In another self-critical apology on national news, Vermont Governor Howard Dean tried to cheer up teary-eyed Democrats by letting them know, once again, he was sorry he yelled at them last Tuesday.

“Clearly, I was in a bad mood, or at least it seemed like I was in a bad mood,” Dean spoke slowly, in his lecture tone on Friday’s CBS Evening News With Dan Rather. “I want to make it known again, I was not yelling at you. I was just having a bad day.”

Blubbering Democratic and fence-riding undecided voters have chastised Dean, along with his supporters, for an almost human display of emotion following his third-place finish in the Iowa caucus last week. The candidate, previously holding a fair lead over other Democratic presidential nominees, has since appeared on every national media outlet except for the Food Channel and Screw! Magazine to let everyone know his yelling should not mistake him for being an exciting candidate.

“Understand,” Dean continued later, on NBC’s Later with Carson Daly show, “sometimes, you and your campaign people put a lot of work into getting your message out there, and it only helps you come in third in a state full of corn-chucking sons of—I’m sorry, sorry. Again, I’m not mad at you, Iowa. I mean, you can probably go and hand the thing to Bush right now, if you want, but—I apologize. I’m getting off message. I’m just saying, John Edwards? Isn’t he the guy that talks to dead people?
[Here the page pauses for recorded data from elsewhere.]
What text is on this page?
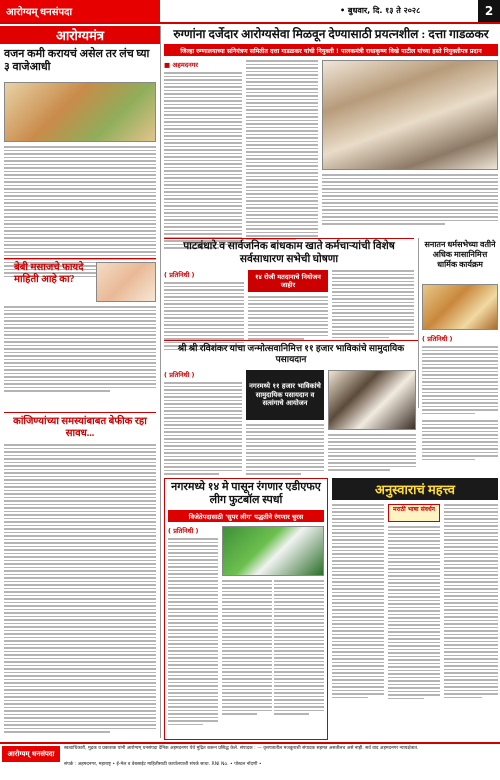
आरोग्यम् धनसंपदा	• बुधवार, दि. १३ ते २०२८	2
आरोग्यमंत्र
वजन कमी करायचं असेल तर लंच घ्या ३ वाजेआधी
बेबी मसाजचे फायदे माहिती आहे का?
कांजिण्यांच्या समस्यांबाबत बेफीक रहा सावध...
रुग्णांना दर्जेदार आरोग्यसेवा मिळवून देण्यासाठी प्रयत्नशील : दत्ता गाडळकर
जिल्हा रुग्णालयाच्या सनियंत्रण समितीत दत्ता गाडळकर यांची नियुक्ती ! पालकमंत्री राधाकृष्ण विखे पाटील यांच्या हस्ते नियुक्तीपत्र प्रदान
■ अहमदनगर
पाटबंधारे व सार्वजनिक बांधकाम खाते कर्मचाऱ्यांची विशेष सर्वसाधारण सभेची घोषणा
( प्रतिनिधी )	१४ रोजी मतदानाचे नियोजन जाहीर
सनातन धर्मसभेच्या वतीने अधिक मासानिमित्त धार्मिक कार्यक्रम
( प्रतिनिधी )
श्री श्री रविशंकर यांचा जन्मोत्सवानिमित्त ११ हजार भाविकांचे सामुदायिक पसायदान
( प्रतिनिधी )
नगरमध्ये ११ हजार भाविकांचे सामुदायिक पसायदान व सत्संगाचे आयोजन
नगरमध्ये १४ मे पासून रंगणार एडीएफए लीग फुटबॉल स्पर्धा
विजेतेपदासाठी 'सुपर लीग' पद्धतीने रंगणार चुरस
( प्रतिनिधी )
अनुस्वाराचं महत्त्व
मराठी भाषा संवर्धन
आरोग्यम् धनसंपदा
स्वत्वाधिकारी, मुद्रक व प्रकाशक यांनी आरोग्यम् धनसंपदा दैनिक अहमदनगर येथे मुद्रित करून प्रसिद्ध केले. संपादक : — वृत्तपत्रातील मजकुराशी संपादक सहमत असतीलच असे नाही. सर्व वाद अहमदनगर न्यायक्षेत्रात.
संपर्क : अहमदनगर, महाराष्ट्र • ई-मेल व वेबसाईट माहितीसाठी कार्यालयाशी संपर्क साधा. RNI No. • पोस्टल नोंदणी •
How does John Edwards beat me? Tell me that and I’ll shut up.”

Dean’s efforts to apologize haven’t wavered since Tuesday’s outburst. He again tried to amend his statements and not go ballistic Saturday on M-TV’s Punk’d, with Ashton Kutcher.

“Sometimes I get a little riled up. I’m only human, or 80 percent human by-product, and I get mad sometimes. Like when Ashton made me think my car had been crushed into a cube—that was pretty funny, dude. But when I lost my temper, it wasn’t because I couldn’t take a joke. And that’s what the Iowa caucuses are, after all, right? Big fat jokes. John Edwards beats me, yeah, like I’m so sure—sorry. I’m losing my focus. What I mean to say is, sometimes, we candidates get mad and we fight with each other. But we’re not yelling at you, Democratic voters. It’s not your fault. Unless you’re from Iowa—lousy little outhouse right smack dab in the middle of America—”
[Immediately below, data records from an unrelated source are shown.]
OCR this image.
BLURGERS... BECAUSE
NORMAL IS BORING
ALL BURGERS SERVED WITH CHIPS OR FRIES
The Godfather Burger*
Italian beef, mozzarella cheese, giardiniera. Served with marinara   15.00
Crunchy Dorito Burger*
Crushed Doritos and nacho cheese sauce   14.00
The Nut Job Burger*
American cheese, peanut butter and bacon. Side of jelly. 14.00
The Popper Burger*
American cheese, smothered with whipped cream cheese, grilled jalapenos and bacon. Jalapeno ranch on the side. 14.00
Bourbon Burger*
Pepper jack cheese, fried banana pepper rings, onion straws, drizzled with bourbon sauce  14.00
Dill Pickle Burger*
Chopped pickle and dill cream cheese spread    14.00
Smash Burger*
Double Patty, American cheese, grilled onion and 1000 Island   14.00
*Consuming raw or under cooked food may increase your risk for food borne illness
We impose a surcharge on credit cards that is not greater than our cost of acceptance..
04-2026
Despite repeated outbursts on other news shows, Dean managed a reserved manner on Saturday morning’s Flatbush, New Jersey cable access show, 4 a.m. with Boner Cunningham.

“We’re taking lumps on this one, true, but it’s not distracting us from our campaign. The problem with this country is George W. Bush and a wayward administration, and we’re taking that message to the New Hampshire caucus, and people are responding. The Iowa caucus was a disappointing setback, but the New Hampshire caucus will show my campaign hasn’t suffered. I admit, I’m not a perfect person. I am capable of getting mad. Like when you introduced me as ‘that weird yelling guy’ on your show, or when you asked me if my statement of having ‘warts’ meant they were on my genitals. You think it’s funny, but it’s just the kind of thing that might send me into a rage if I weren’t so focused on the upcoming caucus and—look, you little shit, the word is ‘caucus,’ there’s nothing funny about it. Quit sniggering before I come over there and give you something to wail about.”
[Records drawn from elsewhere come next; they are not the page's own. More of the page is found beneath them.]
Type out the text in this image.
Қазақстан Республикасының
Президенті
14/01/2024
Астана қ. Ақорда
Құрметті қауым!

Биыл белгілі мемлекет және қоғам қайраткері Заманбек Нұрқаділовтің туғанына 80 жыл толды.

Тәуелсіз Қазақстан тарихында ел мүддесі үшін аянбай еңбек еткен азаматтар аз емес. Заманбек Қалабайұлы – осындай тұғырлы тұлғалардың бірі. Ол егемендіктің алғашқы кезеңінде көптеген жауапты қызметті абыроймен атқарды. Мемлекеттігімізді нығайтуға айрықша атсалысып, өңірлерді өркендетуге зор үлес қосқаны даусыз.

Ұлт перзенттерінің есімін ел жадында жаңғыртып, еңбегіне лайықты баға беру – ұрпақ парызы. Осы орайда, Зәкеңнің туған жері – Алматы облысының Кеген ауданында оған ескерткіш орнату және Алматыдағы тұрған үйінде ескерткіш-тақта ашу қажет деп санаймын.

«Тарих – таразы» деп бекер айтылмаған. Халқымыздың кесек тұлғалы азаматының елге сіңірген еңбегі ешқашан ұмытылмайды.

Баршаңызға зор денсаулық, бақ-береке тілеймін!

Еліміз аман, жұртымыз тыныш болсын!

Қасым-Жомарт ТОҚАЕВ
Needless to say, this reporter didn’t, and the governor did. We can safely say I think the commune has found a candidate worth endorsing.

the commune news has a history of backing the wrong horse, like when we picked Mama’s Little Helper in the 2000 presidential election—in hindsight, maybe an obvious mistake. Boner Cunningham is our special caucus correspondent, but apparently when he realized what a caucus was it didn’t seem so funny.